Vignash Tharmaratnam1, Dirk Bernhardt-Walther2, Jonathan S. Cant1; 1University of Toronto Scarborough, 2University of Toronto

Visual summary statistics for groups (i.e., ensembles) of faces or objects can be rapidly extracted to optimize visual processing, without reliance of visual working memory (VWM). Moreover, auditory summary statistics can be extracted for the frequency of logarithmically spaced tones (Piazza et al., 2013), as well as sound textures (McDermott et al., 2013). However, no study has examined if the combination of these sensory cues can be statistically extracted from more natural settings. To address this, we examined if observers could extract the average apparent sound level (i.e., how quiet or loud a scene would feel) from groups of scenes, and additionally investigated whether lower-level features such as visual contrast mediated this process. Participants rated the average sound level of scene ensembles, with either gray-scaled visual stimuli (Exp. 1) or gray-scaled visual stimuli with a 75% contrast reduction (Exp. 2). In both experiments, we varied set size by randomly presenting 1, 2, 4, or 6 scenes to participants on each trial, and measured VWM capacity using a 2-AFC task.
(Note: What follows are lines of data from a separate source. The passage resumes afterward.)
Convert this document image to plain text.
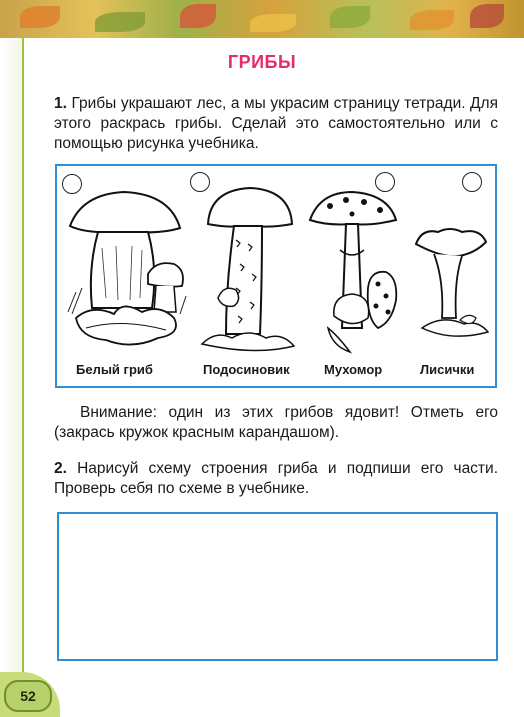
ГРИБЫ

1. Грибы украшают лес, а мы украсим страницу тетради. Для этого раскрась грибы. Сделай это самостоятельно или с помощью рисунка учебника.

Белый гриб	Подосиновик	Мухомор	Лисички

Внимание: один из этих грибов ядовит! Отметь его (закрась кружок красным карандашом).

2. Нарисуй схему строения гриба и подпиши его части. Проверь себя по схеме в учебнике.

52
Participants were able to accurately extract average sound level in both experiments, with all 6 scenes being integrated into their summary percepts. This occurred without relying on VWM, as less than 1.3 scenes were remembered on average. These results reveal that computing cross-modal summary statistics (i.e., average sound level) does not rely on lower-level visual features (i.e., contrast). Overall, these results reveal the flexibility of ensemble coding to encode multisensory features, through high-level cognitive processes.